His complete transition from an actor named Philip Hoffman into the writer Truman Capote was total and inspired (for the movie Capote, directed by Bennett Miller). It may have been challenging work to remain in character for the role, but Hoffman made it look easy. The result was a film of remarkable, crystalline quality.

By the time he stars opposite Meryl Streep in Doubt, Hoffman had found his way to the Pantheon, playing the role of Father Brendan Flynn with such aplomb and believability that we accept without question that he is that Catholic Priest (just as we accept Meryl Streep in her role as Sister Aloysius, the school’s domineering, disciplinarian principal, and soon Father Flynn’s arch-nemesis in their escalating battle of wills).
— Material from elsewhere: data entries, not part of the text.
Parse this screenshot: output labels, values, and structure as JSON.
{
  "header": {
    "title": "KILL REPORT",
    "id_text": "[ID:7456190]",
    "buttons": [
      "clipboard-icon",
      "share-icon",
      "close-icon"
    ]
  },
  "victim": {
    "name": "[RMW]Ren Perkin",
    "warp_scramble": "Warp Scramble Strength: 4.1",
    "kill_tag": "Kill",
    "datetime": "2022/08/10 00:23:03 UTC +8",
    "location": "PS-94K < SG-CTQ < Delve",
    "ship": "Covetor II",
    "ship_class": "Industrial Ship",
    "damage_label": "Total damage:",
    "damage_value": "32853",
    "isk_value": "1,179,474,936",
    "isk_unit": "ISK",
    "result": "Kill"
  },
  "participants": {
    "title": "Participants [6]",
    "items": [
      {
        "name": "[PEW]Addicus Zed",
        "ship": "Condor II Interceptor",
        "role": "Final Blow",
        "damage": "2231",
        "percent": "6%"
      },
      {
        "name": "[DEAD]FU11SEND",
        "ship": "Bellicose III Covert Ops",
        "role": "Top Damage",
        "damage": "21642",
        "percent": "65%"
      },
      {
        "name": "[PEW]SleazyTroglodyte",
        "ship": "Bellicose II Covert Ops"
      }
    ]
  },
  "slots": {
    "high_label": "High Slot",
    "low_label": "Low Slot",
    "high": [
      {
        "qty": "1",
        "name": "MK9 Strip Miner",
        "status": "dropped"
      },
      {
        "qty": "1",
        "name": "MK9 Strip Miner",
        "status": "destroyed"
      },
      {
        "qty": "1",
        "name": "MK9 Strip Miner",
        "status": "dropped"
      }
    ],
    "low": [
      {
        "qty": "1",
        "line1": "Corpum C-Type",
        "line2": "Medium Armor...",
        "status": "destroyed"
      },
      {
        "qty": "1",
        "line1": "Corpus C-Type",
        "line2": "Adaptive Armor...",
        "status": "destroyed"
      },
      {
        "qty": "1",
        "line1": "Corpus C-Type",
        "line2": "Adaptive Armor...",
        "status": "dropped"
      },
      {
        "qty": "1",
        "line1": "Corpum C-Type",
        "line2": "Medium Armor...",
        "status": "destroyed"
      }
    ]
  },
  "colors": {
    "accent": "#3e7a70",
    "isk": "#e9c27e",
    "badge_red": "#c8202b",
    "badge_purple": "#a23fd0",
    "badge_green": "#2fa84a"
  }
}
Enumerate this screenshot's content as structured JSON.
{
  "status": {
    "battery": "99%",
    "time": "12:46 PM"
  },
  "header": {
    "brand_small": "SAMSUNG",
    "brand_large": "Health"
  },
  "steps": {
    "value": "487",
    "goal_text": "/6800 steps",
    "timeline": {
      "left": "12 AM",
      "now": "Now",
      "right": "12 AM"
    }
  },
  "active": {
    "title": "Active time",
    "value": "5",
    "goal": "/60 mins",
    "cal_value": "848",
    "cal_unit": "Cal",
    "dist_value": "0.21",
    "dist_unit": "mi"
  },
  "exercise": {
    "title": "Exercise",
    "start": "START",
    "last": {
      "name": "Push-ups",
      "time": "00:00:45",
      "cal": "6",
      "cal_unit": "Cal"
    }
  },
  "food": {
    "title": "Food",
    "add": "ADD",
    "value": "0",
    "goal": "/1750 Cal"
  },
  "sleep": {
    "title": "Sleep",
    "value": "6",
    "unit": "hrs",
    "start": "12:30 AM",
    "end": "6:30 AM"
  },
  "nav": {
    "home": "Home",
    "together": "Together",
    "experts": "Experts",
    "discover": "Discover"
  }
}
Watching Hoffman in films like Pirate Radio and The Ides of March was to watch an artist at work—not by stealing the scenes, nor by chewing on the scenery, but by not calling attention to himself. In this sense, he worked at the opposite end of the spectrum from actors like Jim Carrey or Johnny Depp.

And watching Hoffman at work opposite George Clooney or Ryan Gosling (in The Ides of March), or Brad Pitt (in Moneyball) was also a way to remember that looks aren’t everything. Sometimes gravitas and skill come from something deeper, something more challenging—the special sort of inner metal that shatters exteriors and upends convention in a looks-obsessed world.

His loss will be felt deeply in the filmgoer’s flickering world.